Anoka Technical College
- Type: Public, two-year technical college
- Established: 1967
- Affiliations: Minnesota State Colleges and Universities, NJCAA, ICCAC
- President: Dr. Kent Hanson
- Location: Anoka, Minnesota, United States
- Colors: Gold, Black & Gray
- Website: www.anokatech.edu

= Anoka Technical College =

Technical college in Anoka, Minnesota, U.S.

Anoka Technical College is a public two-year technical college in Anoka, Minnesota, founded in 1967. The school is a member of the Minnesota State Colleges and Universities system.

==History==
Beginning July 2011, Anoka Technical College and Anoka-Ramsey Community College, which has campuses in Coon Rapids and Cambridge, share a single president as part of an effort to better serve students in the area of the northern suburbs of Minneapolis–Saint Paul served by the two schools.

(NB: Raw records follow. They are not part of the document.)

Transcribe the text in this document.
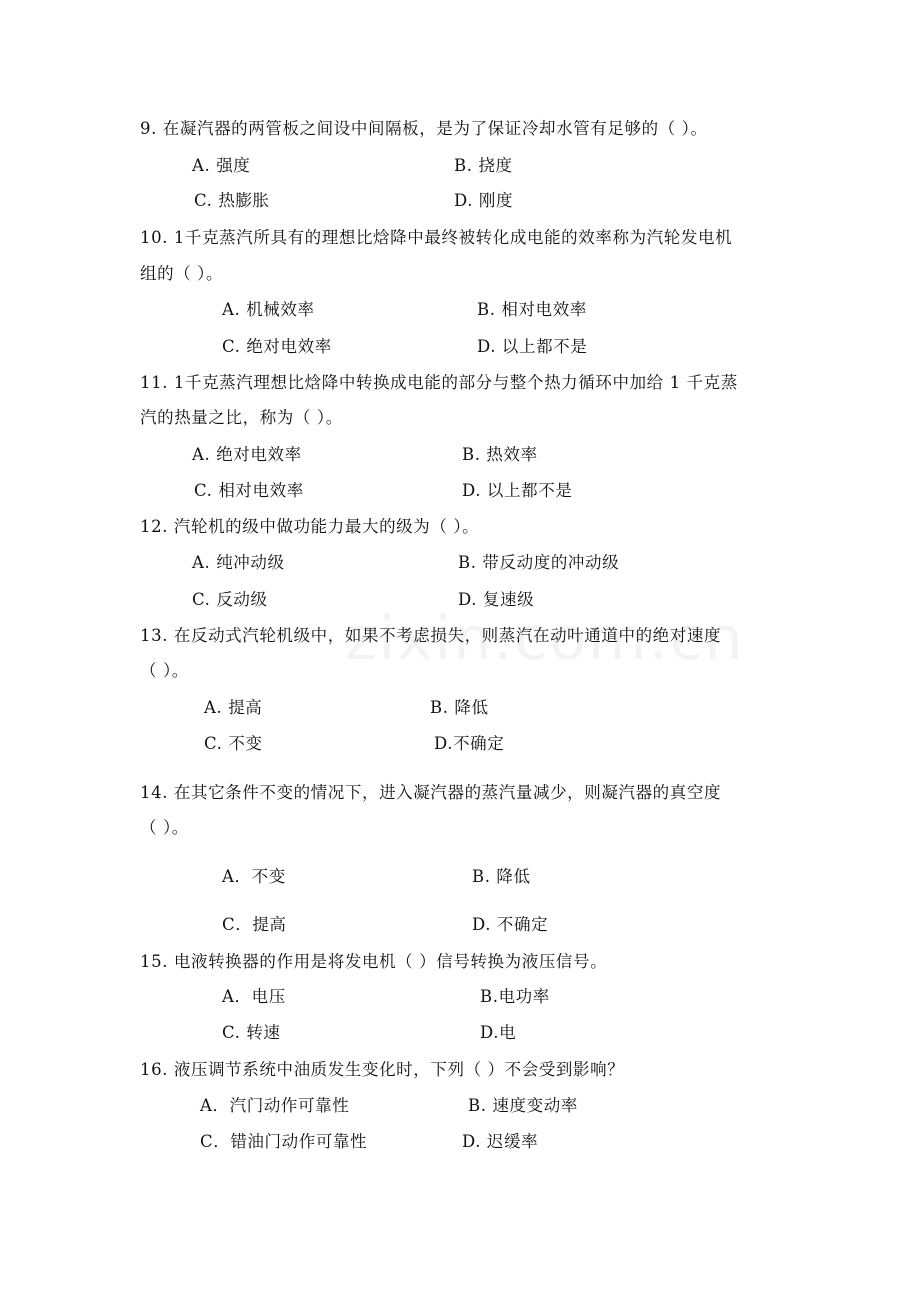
9. 在凝汽器的两管板之间设中间隔板，是为了保证冷却水管有足够的（ ）。
A. 强度	B. 挠度
C. 热膨胀	D. 刚度
10. 1千克蒸汽所具有的理想比焓降中最终被转化成电能的效率称为汽轮发电机
组的（ ）。
A. 机械效率	B. 相对电效率
C. 绝对电效率	D. 以上都不是
11. 1千克蒸汽理想比焓降中转换成电能的部分与整个热力循环中加给 1 千克蒸
汽的热量之比，称为（ ）。
A. 绝对电效率	B. 热效率
C. 相对电效率	D. 以上都不是
12. 汽轮机的级中做功能力最大的级为（ ）。
A. 纯冲动级	B. 带反动度的冲动级
C. 反动级	D. 复速级
13. 在反动式汽轮机级中，如果不考虑损失，则蒸汽在动叶通道中的绝对速度
（ ）。
A. 提高	B. 降低
C. 不变	D.不确定
14. 在其它条件不变的情况下，进入凝汽器的蒸汽量减少，则凝汽器的真空度
（ ）。
A．不变	B. 降低
C．提高	D. 不确定
15. 电液转换器的作用是将发电机（ ）信号转换为液压信号。
A．电压	B.电功率
C. 转速	D.电
16. 液压调节系统中油质发生变化时，下列（ ）不会受到影响？
A．汽门动作可靠性	B. 速度变动率
C．错油门动作可靠性	D. 迟缓率
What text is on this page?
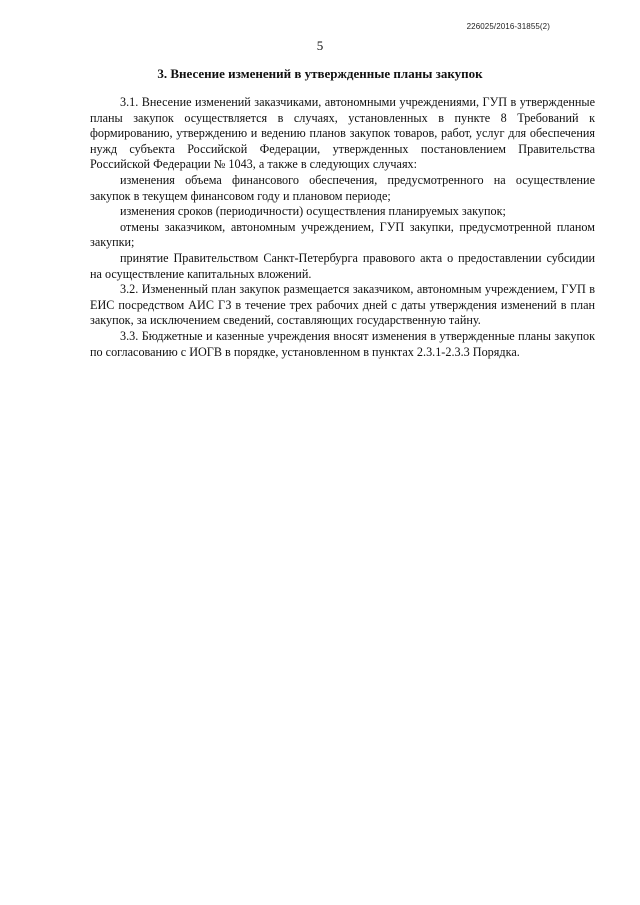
226025/2016-31855(2)
5
3. Внесение изменений в утвержденные планы закупок

3.1. Внесение изменений заказчиками, автономными учреждениями, ГУП в утвержденные планы закупок осуществляется в случаях, установленных в пункте 8 Требований к формированию, утверждению и ведению планов закупок товаров, работ, услуг для обеспечения нужд субъекта Российской Федерации, утвержденных постановлением Правительства Российской Федерации № 1043, а также в следующих случаях:

изменения объема финансового обеспечения, предусмотренного на осуществление закупок в текущем финансовом году и плановом периоде;

изменения сроков (периодичности) осуществления планируемых закупок;

отмены заказчиком, автономным учреждением, ГУП закупки, предусмотренной планом закупки;

принятие Правительством Санкт-Петербурга правового акта о предоставлении субсидии на осуществление капитальных вложений.

3.2. Измененный план закупок размещается заказчиком, автономным учреждением, ГУП в ЕИС посредством АИС ГЗ в течение трех рабочих дней с даты утверждения изменений в план закупок, за исключением сведений, составляющих государственную тайну.

3.3. Бюджетные и казенные учреждения вносят изменения в утвержденные планы закупок по согласованию с ИОГВ в порядке, установленном в пунктах 2.3.1-2.3.3 Порядка.
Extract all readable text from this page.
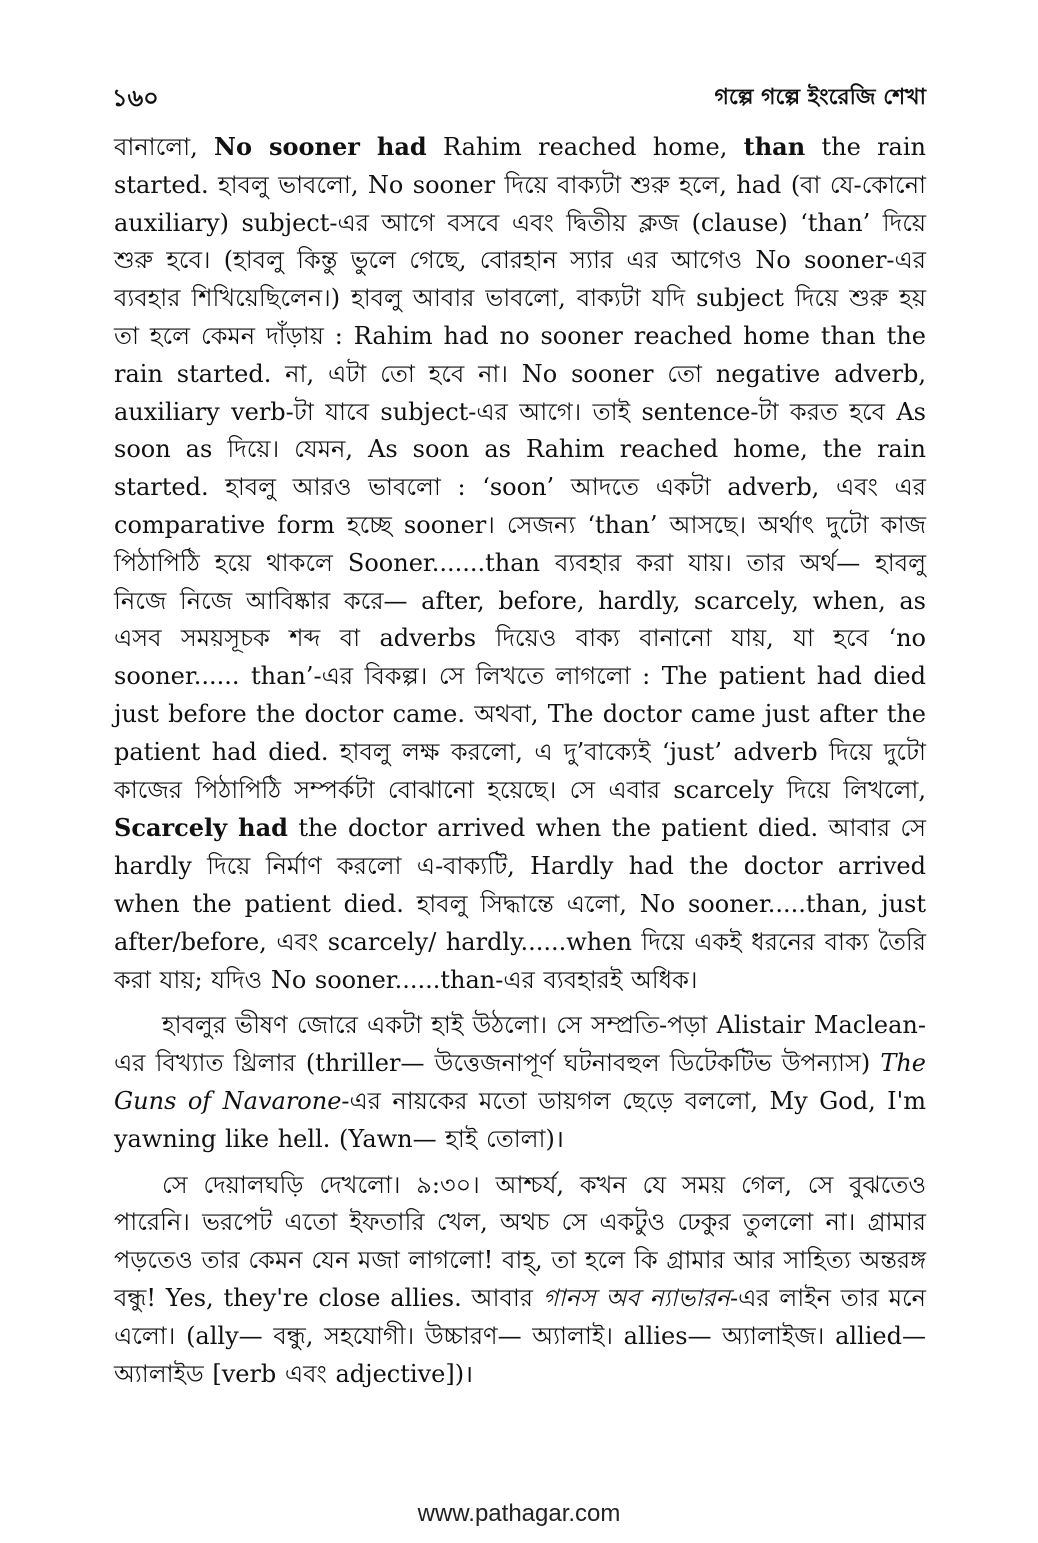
১৬০	গল্পে গল্পে ইংরেজি শেখা

বানালো, No sooner had Rahim reached home, than the rain started. হাবলু ভাবলো, No sooner দিয়ে বাক্যটা শুরু হলে, had (বা যে-কোনো auxiliary) subject-এর আগে বসবে এবং দ্বিতীয় ক্লজ (clause) ‘than’ দিয়ে শুরু হবে। (হাবলু কিন্তু ভুলে গেছে, বোরহান স্যার এর আগেও No sooner-এর ব্যবহার শিখিয়েছিলেন।) হাবলু আবার ভাবলো, বাক্যটা যদি subject দিয়ে শুরু হয় তা হলে কেমন দাঁড়ায় : Rahim had no sooner reached home than the rain started. না, এটা তো হবে না। No sooner তো negative adverb, auxiliary verb-টা যাবে subject-এর আগে। তাই sentence-টা করত হবে As soon as দিয়ে। যেমন, As soon as Rahim reached home, the rain started. হাবলু আরও ভাবলো : ‘soon’ আদতে একটা adverb, এবং এর comparative form হচ্ছে sooner। সেজন্য ‘than’ আসছে। অর্থাৎ দুটো কাজ পিঠাপিঠি হয়ে থাকলে Sooner.......than ব্যবহার করা যায়। তার অর্থ— হাবলু নিজে নিজে আবিষ্কার করে— after, before, hardly, scarcely, when, as এসব সময়সূচক শব্দ বা adverbs দিয়েও বাক্য বানানো যায়, যা হবে ‘no sooner...... than’-এর বিকল্প। সে লিখতে লাগলো : The patient had died just before the doctor came. অথবা, The doctor came just after the patient had died. হাবলু লক্ষ করলো, এ দু’বাক্যেই ‘just’ adverb দিয়ে দুটো কাজের পিঠাপিঠি সম্পর্কটা বোঝানো হয়েছে। সে এবার scarcely দিয়ে লিখলো, Scarcely had the doctor arrived when the patient died. আবার সে hardly দিয়ে নির্মাণ করলো এ-বাক্যটি, Hardly had the doctor arrived when the patient died. হাবলু সিদ্ধান্তে এলো, No sooner.....than, just after/before, এবং scarcely/ hardly......when দিয়ে একই ধরনের বাক্য তৈরি করা যায়; যদিও No sooner......than-এর ব্যবহারই অধিক।

হাবলুর ভীষণ জোরে একটা হাই উঠলো। সে সম্প্রতি-পড়া Alistair Maclean-এর বিখ্যাত থ্রিলার (thriller— উত্তেজনাপূর্ণ ঘটনাবহুল ডিটেকটিভ উপন্যাস) The Guns of Navarone-এর নায়কের মতো ডায়গল ছেড়ে বললো, My God, I'm yawning like hell. (Yawn— হাই তোলা)।

সে দেয়ালঘড়ি দেখলো। ৯:৩০। আশ্চর্য, কখন যে সময় গেল, সে বুঝতেও পারেনি। ভরপেট এতো ইফতারি খেল, অথচ সে একটুও ঢেকুর তুললো না। গ্রামার পড়তেও তার কেমন যেন মজা লাগলো! বাহ্, তা হলে কি গ্রামার আর সাহিত্য অন্তরঙ্গ বন্ধু! Yes, they're close allies. আবার গানস অব ন্যাভারন-এর লাইন তার মনে এলো। (ally— বন্ধু, সহযোগী। উচ্চারণ— অ্যালাই। allies— অ্যালাইজ। allied— অ্যালাইড [verb এবং adjective])।

www.pathagar.com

Dr. Kent Hanson has been serving as president of Anoka-Ramsey Community College since 2013.

==Academics==
Academic programs at the college generally fall into the following categories:

- Automotive
- Construction and Manufacturing
- General Education
- Health
- Horticulture
- Information Technology and Business

Anoka Technical College is accredited by the North Central Association of Colleges and Schools, Commission of Institutions of Higher Education. All programs offered at Anoka Technical College are approved by the Minnesota State College and Universities system, the Minnesota Division of Rehabilitation Services, and the state-approving agency of Veterans Education. The college was granted initial accreditation by the North Central Association on March 5, 1999.

==Campus==
The campus is located in the City of Anoka and partially rests on the eastern border of the City of Ramsey. The building is largely the superstructure of the old Char-Gale plant. The plant transitioned in the war effort to make tarps for the military during WWII. Periodic investments over time have transformed the building into a state-of-the-art technical college.